Smart Data Sharing: Which License Should you Choose?

Currently, researchers are finding that most funding agencies, organizations, and some professional journals, require data sharing as a condition of grants, awards, or for publication. Data sharing is beneficial because it allows researchers to promote their research and attain prompt dissemination of their results, which enables them to further their research and discovery efforts. In general, data is basically factual information that cannot be copyrighted. However, for data that is collected, collated, or manipulated using a significant investment of time or resources, copyrighting might be appropriate.

Researchers share data when they email it to colleagues or publish it on a project website. In addition, many researchers submit data to institutional repositories or data centers for archiving, curation, and access. However, simply releasing data without making clear the terms of use is counter-productive. This is where data licensing comes in.

A data license is a legal instrument that allows the researcher to authorize a second party to use the data in a manner that would otherwise infringe on the rights held. Thus, licenses typically grant permissions based on the idea that certain terms have to be met. The exact details of data licenses can vary, but in general, three conditions commonly found in licenses are attribution, copyleft, and non-commerciality. All of these conditions are meant to protect the researcher and their data.

Types of Licenses

Researchers are currently faced with the challenge of understanding the different licenses that are available. Here we provide details on some of the common types of licenses that can be used.

Prepared licenses: Often a researcher’s department or institution already has a license prepared that researchers can apply to their data. These prepared licenses can be both at the institutional level and as public domain, such as in the case of genome data. Ultimately, when these are available to a researcher there is less work involved in obtaining the data license.

Bespoke licenses: These are custom licenses that are not easy to prepare. These are not commonly used, but when there is a significant commercial value associated with the data or the researcher needs to clarify his or her responsibilities and those of the re-users with respect to the data, then a custom license in often necessary.

Standard licenses: These are the most commonly used licenses, as most research projects are better served by using one of the standard licenses. In the next section, we describe these in more detail.

Types of Standard Licenses

  1. Creative Commons was established in 2001 as a non-profit corporation with the sole purpose of producing simple yet robust licenses for creative works, including research data licensing. These licenses allow the researchers to have detailed control over how they can be used, as opposed to simply declaring them in the public domain or reserving all rights. These licenses are easy to decipher because they all have brief clear summaries and a canonical URL for use in HTML, RDF, and other code. There are six types of Creative Commons licenses. Each license includes the Attribution condition, which makes it unique. They are as follows: Attribution (CC BY); Attribution Share Alike (CC BY-SA); Attribution No Derivatives (CC BY-ND); Attribution Non-Commercial (CC BY-NC); Attribution Non-Commercial Share Alike (CC BY-NC-SA) and Attribution Non-Commercial No Derivatives (CC BY-NC-ND).
  2. Open Data Commons is a project that was established in 2007. The first license it produced was a public domain dedication for databases. The project was transferred to the Open Knowledge Foundation in 2009 and now has two additional licenses that are somewhat similar to the nature of the Creative Commons licenses, but are designed specifically for databases.
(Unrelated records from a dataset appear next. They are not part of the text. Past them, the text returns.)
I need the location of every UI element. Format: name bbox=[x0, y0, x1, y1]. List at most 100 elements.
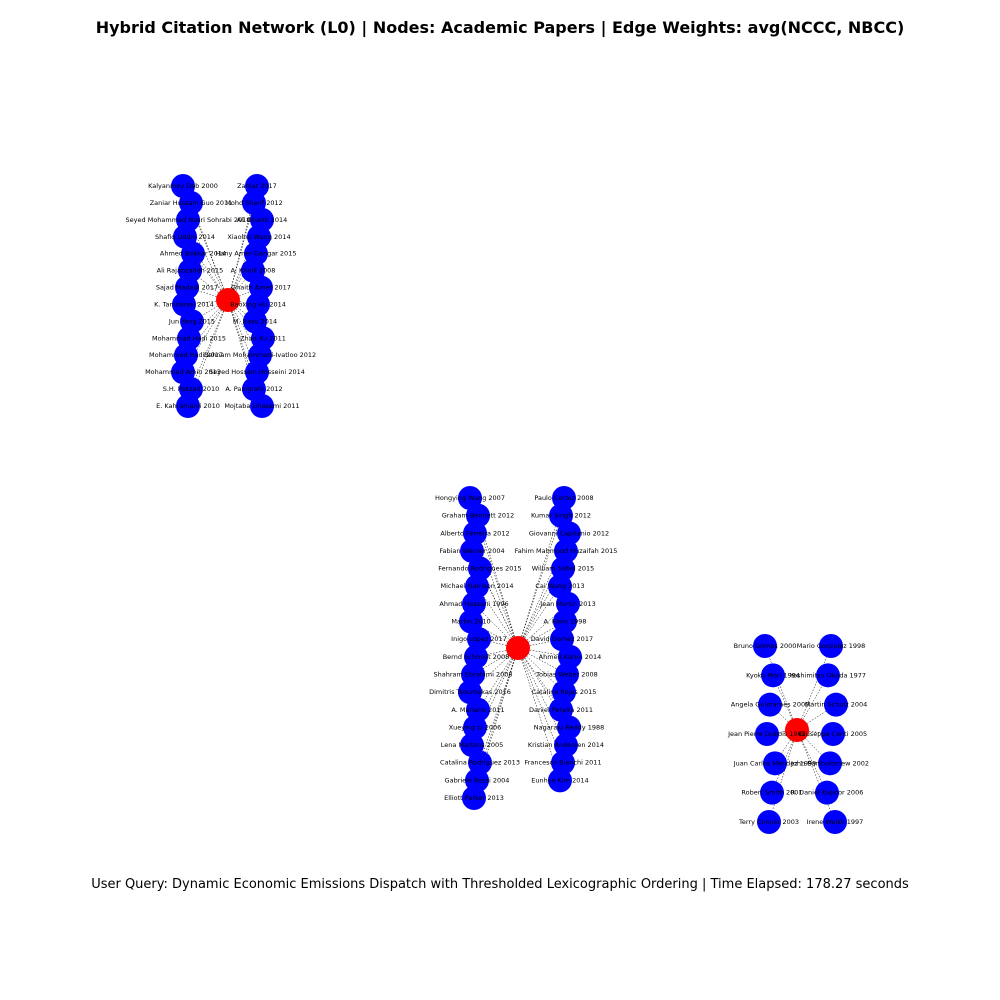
paper-label: Behnam Mohammadi-Ivatloo 2012 bbox=[204, 351, 316, 359]
paper-label: K. Tamilarasi 2014 bbox=[154, 300, 214, 308]
paper-label: Mohammad Hadi 2017 bbox=[149, 351, 223, 359]
paper-label: A. Mariano 2011 bbox=[451, 706, 504, 714]
paper-label: Eunhye Kim 2014 bbox=[531, 776, 588, 784]
paper-node bbox=[466, 697, 490, 722]
paper-label: Bruno Gomes 2000 bbox=[734, 642, 797, 650]
paper-node bbox=[463, 715, 487, 740]
paper-label: Ali Rajabzadeh 2015 bbox=[157, 267, 224, 275]
paper-label: Mohammad Amin 2013 bbox=[145, 368, 221, 376]
paper-label: Catalina Rodriguez 2013 bbox=[440, 759, 520, 767]
paper-label: Elliott Parker 2013 bbox=[444, 794, 504, 802]
paper-node bbox=[462, 786, 486, 810]
paper-label: Shahram Ebrahimi 2008 bbox=[434, 670, 513, 678]
citation-edge bbox=[477, 647, 519, 710]
paper-label: Mohammad Hadi 2015 bbox=[152, 334, 226, 342]
paper-node bbox=[757, 810, 781, 834]
paper-label: Lena Martens 2005 bbox=[441, 741, 504, 749]
paper-label: Graham Bennett 2012 bbox=[442, 512, 515, 520]
paper-label: Xueying Li 2006 bbox=[449, 723, 502, 731]
paper-label: Giovanni Capitanio 2012 bbox=[529, 529, 609, 537]
paper-node bbox=[557, 521, 581, 546]
paper-node bbox=[468, 556, 492, 581]
paper-label: Francesco Bianchi 2011 bbox=[524, 759, 601, 767]
paper-label: Kumar Singh 2012 bbox=[531, 512, 591, 520]
paper-label: Mojtaba Ghasemi 2011 bbox=[224, 402, 299, 410]
paper-label: Dimitris Tsoumakas 2016 bbox=[429, 688, 511, 696]
paper-node bbox=[556, 591, 580, 616]
paper-label: Kalyanmoy Deb 2000 bbox=[148, 182, 218, 190]
citation-edge bbox=[190, 202, 229, 301]
paper-node bbox=[753, 634, 777, 658]
paper-node bbox=[250, 394, 274, 418]
paper-label: Ali Gharib 2014 bbox=[237, 216, 287, 224]
paper-label: Nagaraju Reddy 1988 bbox=[534, 723, 605, 731]
paper-node bbox=[461, 662, 485, 687]
query-footer: User Query: Dynamic Economic Emissions D… bbox=[91, 877, 909, 892]
paper-label: Jun Yang 2015 bbox=[168, 317, 215, 325]
paper-node bbox=[548, 768, 572, 793]
citation-edge bbox=[227, 299, 263, 407]
citation-edge bbox=[227, 299, 255, 390]
paper-label: Tobias Weber 2008 bbox=[535, 670, 598, 678]
paper-label: Mario Gonzalez 1998 bbox=[797, 642, 865, 650]
citation-edge bbox=[517, 647, 562, 710]
edge-layer bbox=[182, 185, 837, 823]
paper-label: M. Basu 2014 bbox=[233, 317, 277, 325]
paper-label: Robert Smith 2001 bbox=[741, 789, 802, 797]
paper-node bbox=[466, 503, 490, 528]
citation-edge bbox=[517, 515, 562, 649]
paper-node bbox=[758, 692, 782, 717]
paper-label: E. Kahramanli 2010 bbox=[156, 402, 220, 410]
paper-node bbox=[463, 521, 487, 546]
query-hub-node bbox=[785, 718, 809, 742]
paper-label: Irene Walsh 1997 bbox=[807, 818, 864, 826]
paper-node bbox=[818, 751, 842, 776]
paper-label: Martin 2010 bbox=[451, 618, 490, 626]
paper-node bbox=[763, 751, 787, 776]
paper-label: Baoxing Hu 2014 bbox=[230, 300, 286, 308]
paper-label: Xiaohui Wang 2014 bbox=[227, 233, 290, 241]
paper-node bbox=[819, 634, 843, 658]
paper-node bbox=[467, 627, 491, 652]
paper-label: S.H. Pakzad 2010 bbox=[163, 385, 220, 393]
paper-label: Kyoko Mori 1994 bbox=[746, 671, 800, 679]
paper-label: Alberto Ferreira 2012 bbox=[440, 529, 509, 537]
paper-label: A. Klein 1998 bbox=[543, 618, 586, 626]
citation-edge bbox=[182, 299, 229, 373]
paper-label: Jean Martin 2013 bbox=[539, 600, 595, 608]
paper-label: Shafiq Uddin 2014 bbox=[155, 233, 215, 241]
paper-label: Hongying Wang 2007 bbox=[435, 494, 505, 502]
paper-node bbox=[555, 662, 579, 687]
paper-label: Zhao Xu 2011 bbox=[240, 334, 286, 342]
paper-label: Fernando Rodrigues 2015 bbox=[438, 565, 521, 573]
paper-node bbox=[557, 715, 581, 740]
paper-node bbox=[465, 574, 489, 599]
paper-node bbox=[551, 556, 575, 581]
paper-label: Jean Pierre Dubois 1981 bbox=[727, 730, 806, 738]
paper-label: Yoshimitsu Okada 1977 bbox=[789, 671, 866, 679]
citation-edge bbox=[517, 497, 565, 649]
paper-node bbox=[816, 663, 840, 688]
paper-label: Fabian Werner 2004 bbox=[439, 547, 504, 555]
paper-label: Seyed Mohammad Nasri Sohrabi 2018 bbox=[126, 216, 251, 224]
query-hub-node bbox=[506, 636, 530, 660]
paper-node bbox=[755, 722, 779, 746]
paper-node bbox=[821, 722, 845, 746]
citation-edge bbox=[479, 647, 519, 763]
paper-label: Ghaith Amer 2017 bbox=[231, 284, 291, 292]
paper-label: A. Panigrahi 2012 bbox=[225, 385, 282, 393]
paper-node bbox=[761, 663, 785, 688]
paper-node bbox=[554, 538, 578, 563]
paper-node bbox=[176, 394, 200, 418]
paper-label: Daniel Pereira 2011 bbox=[529, 706, 593, 714]
citation-edge bbox=[469, 497, 519, 649]
paper-label: David Gomez 2017 bbox=[531, 635, 593, 643]
citation-edge bbox=[190, 299, 229, 390]
paper-node bbox=[553, 609, 577, 634]
paper-label: Paulo Cortez 2008 bbox=[534, 494, 593, 502]
citation-edge bbox=[517, 603, 569, 649]
paper-label: Ahmed Karim 2014 bbox=[539, 653, 602, 661]
paper-label: Fahim Mahmood Huzaifah 2015 bbox=[515, 547, 618, 555]
citation-edge bbox=[764, 645, 798, 731]
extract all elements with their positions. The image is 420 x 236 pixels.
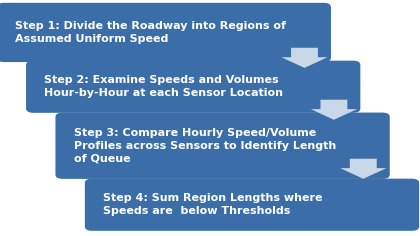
Text: Step 2: Examine Speeds and Volumes
Hour-by-Hour at each Sensor Location: Step 2: Examine Speeds and Volumes Hour-… (44, 75, 283, 98)
Text: Step 3: Compare Hourly Speed/Volume
Profiles across Sensors to Identify Length
o: Step 3: Compare Hourly Speed/Volume Prof… (74, 128, 336, 164)
Polygon shape (281, 48, 328, 68)
Polygon shape (340, 159, 386, 179)
FancyBboxPatch shape (0, 3, 331, 62)
Polygon shape (311, 100, 357, 120)
FancyBboxPatch shape (26, 61, 360, 113)
Text: Step 1: Divide the Roadway into Regions of
Assumed Uniform Speed: Step 1: Divide the Roadway into Regions … (15, 21, 286, 44)
FancyBboxPatch shape (55, 113, 390, 179)
FancyBboxPatch shape (85, 179, 419, 231)
Text: Step 4: Sum Region Lengths where
Speeds are  below Thresholds: Step 4: Sum Region Lengths where Speeds … (103, 193, 323, 216)
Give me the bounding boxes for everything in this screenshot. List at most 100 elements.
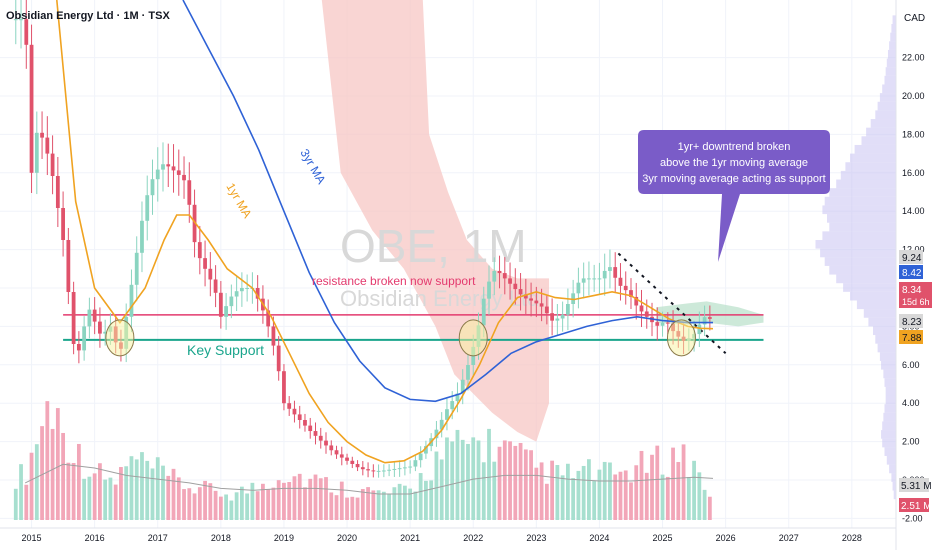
volume-profile-bar: [866, 127, 896, 137]
volume-bars: [13, 401, 714, 520]
volume-profile-bar: [824, 196, 896, 206]
candle-body: [98, 321, 102, 334]
volume-bar: [455, 429, 460, 520]
candle-body: [534, 300, 539, 304]
volume-bar: [592, 481, 597, 520]
volume-bar: [166, 475, 171, 520]
candle-body: [87, 309, 92, 327]
volume-profile-bar: [845, 162, 896, 171]
candle-body: [40, 132, 44, 138]
volume-bar: [692, 460, 696, 520]
candle-body: [376, 470, 381, 472]
volume-bar: [387, 493, 392, 520]
volume-bar: [145, 460, 150, 520]
volume-profile-bar: [854, 144, 896, 154]
watermark-name: Obsidian Energy Ltd: [340, 286, 539, 311]
volume-profile-bar: [893, 490, 896, 500]
volume-profile-bar: [892, 481, 896, 491]
candle-body: [492, 270, 497, 282]
y-tick-label: 14.00: [902, 206, 925, 216]
candle-body: [34, 132, 39, 173]
volume-bar: [124, 466, 129, 520]
volume-profile-bar: [879, 93, 896, 102]
candle-body: [513, 283, 518, 290]
callout-line-3: 3yr moving average acting as support: [642, 173, 825, 185]
candle-body: [318, 435, 323, 441]
candle-body: [445, 409, 449, 420]
candle-body: [334, 450, 339, 455]
x-tick-label: 2018: [211, 533, 231, 543]
callout-box: [638, 130, 830, 262]
candle-body: [234, 291, 239, 297]
candle-body: [303, 420, 307, 426]
volume-profile-bar: [882, 421, 896, 431]
candle-body: [55, 176, 60, 208]
volume-bar: [629, 482, 633, 520]
volume-bar: [119, 467, 123, 520]
volume-bar: [445, 437, 449, 520]
candle-body: [618, 277, 623, 286]
volume-bar: [197, 487, 202, 520]
candle-body: [76, 344, 81, 351]
volume-profile-bar: [822, 231, 896, 240]
volume-profile-bar: [889, 464, 896, 474]
x-tick-label: 2017: [148, 533, 168, 543]
volume-bar: [324, 477, 328, 520]
volume-profile-bar: [861, 136, 896, 145]
volume-bar: [371, 490, 376, 520]
vol-tag-last: 2.51 M: [901, 501, 932, 512]
volume-bar: [476, 440, 481, 520]
volume-bar: [45, 401, 50, 520]
volume-bar: [55, 408, 60, 520]
candle-body: [660, 322, 665, 326]
volume-profile-bar: [883, 369, 896, 379]
volume-profile-bar: [884, 75, 896, 85]
volume-bar: [655, 445, 660, 520]
candle-body: [629, 290, 633, 297]
support-touch-circle: [666, 319, 696, 357]
volume-profile-bar: [822, 205, 896, 215]
y-tick-label: 16.00: [902, 168, 925, 178]
tag-7-88-bg: [899, 330, 923, 344]
candle-body: [266, 310, 271, 327]
volume-bar: [250, 482, 255, 520]
candle-body: [523, 294, 528, 299]
tag-last-price-bg: [899, 282, 932, 308]
candle-body: [19, 19, 23, 21]
candle-body: [639, 305, 644, 312]
candle-body: [555, 318, 560, 321]
volume-bar: [429, 480, 434, 520]
volume-bar: [261, 483, 265, 520]
volume-profile-bar: [820, 248, 896, 258]
candle-body: [255, 288, 260, 299]
ma-1yr-line: [56, 0, 714, 464]
candle-body: [487, 281, 491, 299]
volume-profile-bar: [850, 153, 896, 163]
candle-body: [424, 446, 428, 454]
volume-bar: [418, 473, 423, 520]
volume-profile-bar: [883, 412, 896, 422]
candle-body: [92, 309, 97, 322]
candle-body: [13, 19, 18, 21]
volume-bar: [518, 442, 523, 520]
volume-bar: [481, 462, 486, 520]
candle-body: [434, 429, 439, 439]
candle-body: [192, 204, 197, 243]
volume-bar: [40, 426, 44, 520]
vol-tag-ma-bg: [899, 478, 929, 492]
candle-body: [439, 419, 444, 430]
candle-body: [702, 317, 707, 325]
candle-body: [339, 454, 344, 458]
y-tick-label: -2.00: [902, 513, 923, 523]
volume-profile-bar: [884, 404, 896, 413]
volume-bar: [502, 440, 507, 520]
volume-profile-bar: [891, 473, 896, 482]
volume-bar: [334, 495, 339, 520]
x-tick-label: 2020: [337, 533, 357, 543]
candle-body: [508, 278, 512, 284]
candle-body: [539, 303, 544, 307]
candle-body: [481, 298, 486, 326]
volume-bar: [466, 443, 470, 520]
volume-profile-bar: [873, 326, 896, 336]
All three, similar to the Creative Commons model, provide a clear summary and canonical URL alongside the full legal text.
  3. Open/Non-Commercial Government License is part of the UK Government Licensing Framework and was released in September 2010. It is made for the use of the UK public sector and government resources, and is particularly for datasets, source code, and collected or original information. For this license, attribution is required, derivative works and commercial uses are clearly allowed, and there is no copyleft condition. This license does not allow the use of personal information, unpublished information, public sector logos, armorial bearings, military insignia, identity documents, information subject to patents, trademarks, design rights, third party copyright (unless authorized), etc.
  4. Public domain is probably the most liberal way of releasing data. In this manner, all copyright interests and database rights are waived, allowing free use of the data. Using a public domain for licensing is not simple, and thus, Creative Commons and Open Data Commons provide special tools for this purpose. Releasing data to the public domain means that the researcher permanently relinquishes numerous rights and protections, including protection against unfair competition. Thus, for researchers still interested in exploiting their data academically or commercially, this might not be the best option.

Creative Commons

Tools for Selecting the Appropriate License

Before a researcher considers the licensing options that are available, first, they should determine whether there is an obligation or a strong encouragement to use a certain license as a condition of funding or as a matter of local policy. This can save a great deal of time. If a researcher is in a position where they have to decide which license to use, then we propose these tools for doing so:

  • The License Chooser tool at Creative Commons
  • Gain a full understanding of all types of licenses.